Sporoi (Greek: Σπόροι) or Spori was according to Eastern Roman scholar Procopius (500–560) the old name of the Antes and Sclaveni, two Early Slavic branches. Procopius stated that the Sclaveni and Antes spoke the same language, but he did not trace their common origin back to the Veneti (as per Jordanes) but to a people he called "Sporoi". He derived the name from Greek σπείρω ("I scatter grain"), because "they populated the land with scattered settlements".

Roman bureaucrat Jordanes wrote about the Slavs in his work Getica (551): "although they derive from one nation, now they are known under three names, the Veneti, Antes and Sclaveni" (ab unastirpe exorti, tria nomina ediderunt, id est Veneti, Antes, Sclaveni); that is, the West Slavs, East Slavs, and South Slavs. He stated that the Veneti were the ancestors of the Sclaveni and the Antes, the two having used to be called Veneti but are now "chiefly" (though, by implication, not exclusively) called Sclaveni and Antes. Jordanes' Veneti and Procopius' Sporoi were used for the ethnogenetic legend of the Slavs, the ancestors of the Slavs (the subsequent ethnic group name).

Thus, the Slav ethnonym at first denoted the southern group of the Early Slavs. This ethnonym is attested by Procopius in Byzantine Greek as Σκλάβοι Sklaboi, Σκλαβηνοί Sklabēnoi, Σκλαυηνοί Sklauenoi, Σθλαβηνοί Sthlauenoi, or Σκλαβῖνοι Sklabinoi, while his contemporary Jordanes refers to the Sclaveni in Latin.

The oldest documents written in Old Church Slavonic and dating from the 9th century attest Словѣне Slověne to describe the Slavs. Other early Slavic attestations include Old East Slavic Словѣнѣ Slověně for "an East Slavic group near Novgorod".

Etymology

The Slavic autonym *Slověninъ is usually considered a derivation from slovo "word", originally denoting "people who speak (the same language)", i.e. people who understand each other, in contrast to the Slavic word denoting "foreign people" – němci, meaning "mumbling, murmuring people" (from Slavic *němъ – "mumbling, mute"). The latter word may be the derivation of words to denote German/Germanic people in many later Slavic languages: e.g., Czech Němec, Slovak Nemec, Slovene Nemec, Belarusian, Russian and Bulgarian Немец, Serbian Немац, Serbian, Bosnian and Croatian Nijemac, Polish Niemiec, Ukrainian Німець, etc., but another theory states that rather these words are derived from the name of the Nemetes tribe, which is derived from the Celtic root nemeto-.

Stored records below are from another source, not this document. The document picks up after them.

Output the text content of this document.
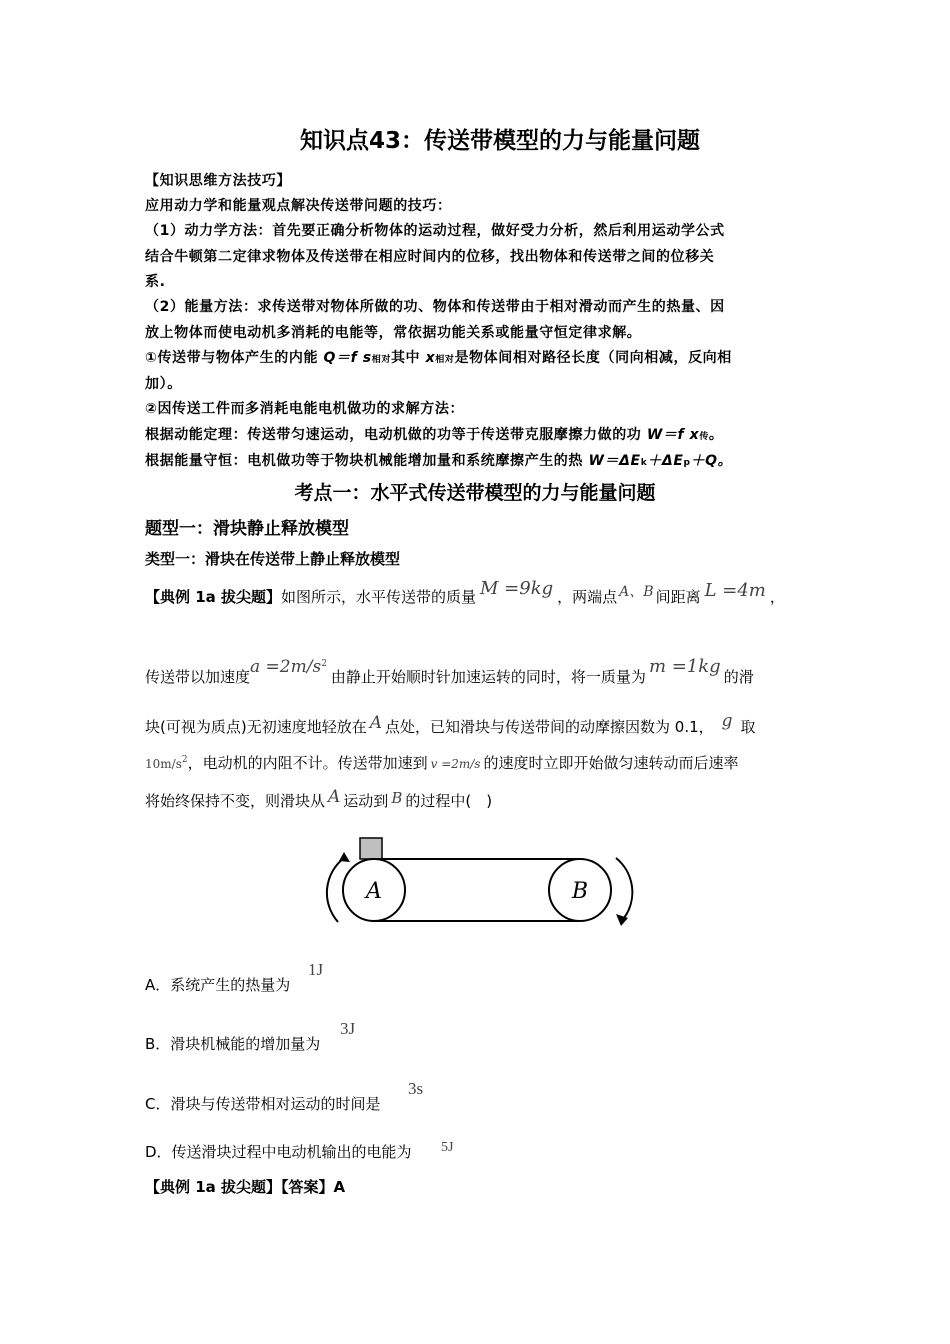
知识点43：传送带模型的力与能量问题
【知识思维方法技巧】
应用动力学和能量观点解决传送带问题的技巧：
（1）动力学方法：首先要正确分析物体的运动过程，做好受力分析，然后利用运动学公式
结合牛顿第二定律求物体及传送带在相应时间内的位移，找出物体和传送带之间的位移关
系.
（2）能量方法：求传送带对物体所做的功、物体和传送带由于相对滑动而产生的热量、因
放上物体而使电动机多消耗的电能等，常依据功能关系或能量守恒定律求解。
①传送带与物体产生的内能 Q＝f s相对其中 x相对是物体间相对路径长度（同向相减，反向相
加）。
②因传送工件而多消耗电能电机做功的求解方法：
根据动能定理：传送带匀速运动，电动机做的功等于传送带克服摩擦力做的功 W＝f x传。
根据能量守恒：电机做功等于物块机械能增加量和系统摩擦产生的热 W＝ΔEk＋ΔEp＋Q。
考点一：水平式传送带模型的力与能量问题
题型一：滑块静止释放模型
类型一：滑块在传送带上静止释放模型
【典例 1a 拔尖题】如图所示，水平传送带的质量 M =9kg ，两端点 A、B 间距离 L =4m ，
传送带以加速度$a =2m/s^2$由静止开始顺时针加速运转的同时，将一质量为 m =1kg 的滑
块(可视为质点)无初速度地轻放在 A 点处，已知滑块与传送带间的动摩擦因数为 0.1， g 取
$10m/s^2$，电动机的内阻不计。传送带加速到 v =2m/s 的速度时立即开始做匀速转动而后速率
将始终保持不变，则滑块从 A 运动到 B 的过程中(　)
A	B
A．系统产生的热量为
1J
B．滑块机械能的增加量为
3J
C．滑块与传送带相对运动的时间是
3s
D．传送滑块过程中电动机输出的电能为 5J
【典例 1a 拔尖题】【答案】A
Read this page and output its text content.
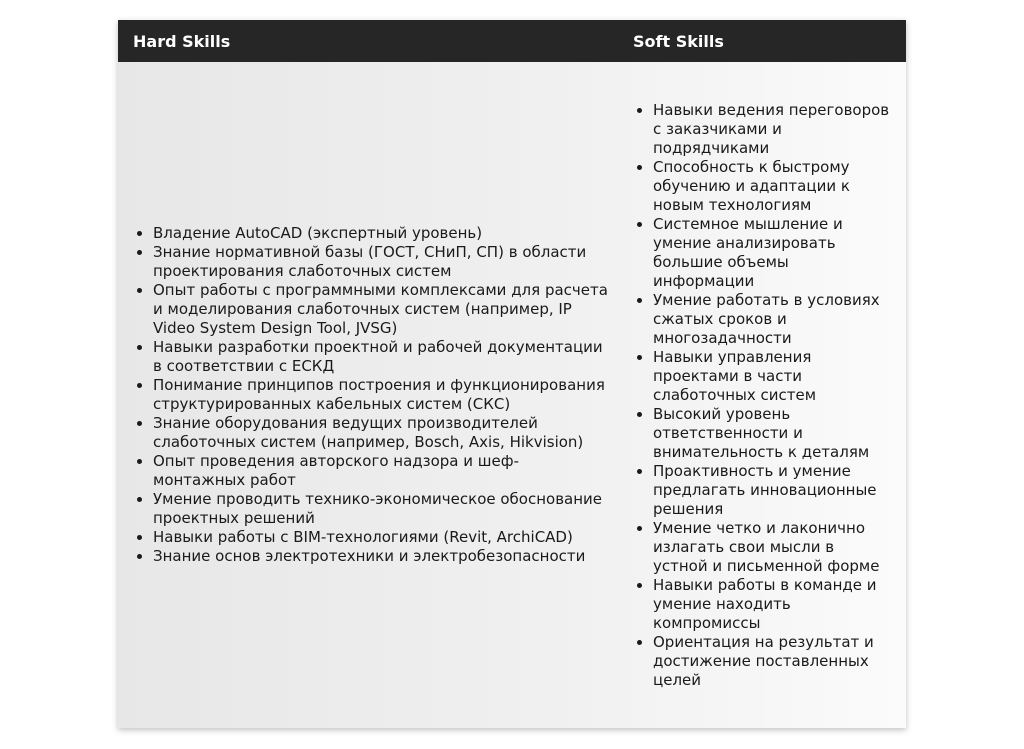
Hard Skills	Soft Skills
• Владение AutoCAD (экспертный уровень)
• Знание нормативной базы (ГОСТ, СНиП, СП) в области проектирования слаботочных систем
• Опыт работы с программными комплексами для расчета и моделирования слаботочных систем (например, IP Video System Design Tool, JVSG)
• Навыки разработки проектной и рабочей документации в соответствии с ЕСКД
• Понимание принципов построения и функционирования структурированных кабельных систем (СКС)
• Знание оборудования ведущих производителей слаботочных систем (например, Bosch, Axis, Hikvision)
• Опыт проведения авторского надзора и шеф-монтажных работ
• Умение проводить технико-экономическое обоснование проектных решений
• Навыки работы с BIM-технологиями (Revit, ArchiCAD)
• Знание основ электротехники и электробезопасности
• Навыки ведения переговоров с заказчиками и подрядчиками
• Способность к быстрому обучению и адаптации к новым технологиям
• Системное мышление и умение анализировать большие объемы информации
• Умение работать в условиях сжатых сроков и многозадачности
• Навыки управления проектами в части слаботочных систем
• Высокий уровень ответственности и внимательность к деталям
• Проактивность и умение предлагать инновационные решения
• Умение четко и лаконично излагать свои мысли в устной и письменной форме
• Навыки работы в команде и умение находить компромиссы
• Ориентация на результат и достижение поставленных целей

The English term slave derives from the ethnonym Slav. In medieval wars many Slavs were captured and enslaved, which led to the word "slav" becoming synonym to "enslaved person". The English word Slav could be derived from the Middle English word sclave, which was borrowed from Medieval Latin sclavus or slavus, itself a borrowing and Byzantine Greek σκλάβος sklábos "slave," which was in turn apparently derived from a misunderstanding of the Slavic autonym (denoting a speaker of their own languages). The Byzantine term Sklavinoi was loaned into Arabic as Saqaliba صقالبة (sing. Saqlabi صقلبي) by medieval Arab historiographers. However, the origin of this word is disputed.

Alternative proposals for the etymology of *Slověninъ propounded by some scholars have much less support. B.P. Lozinski argues that the word *slava once had the meaning of worshipper, in this context meaning "practicer of a common Slavic religion", and from that evolved into an ethnonym. S.B. Bernstein speculated that it derives from a reconstructed Proto-Indo-European *(s)lawos, cognate to Ancient Greek λαός laós "population, people", which itself has no commonly accepted etymology. Meanwhile others have pointed out that the suffix -enin indicates a man from a certain place, which in this case should be a place called Slova or Slava, possibly a river name. The Old East Slavic Slavuta for the Dnieper River was argued by Henrich Bartek (1907–1986) to be derived from slova and also the origin of Slovene.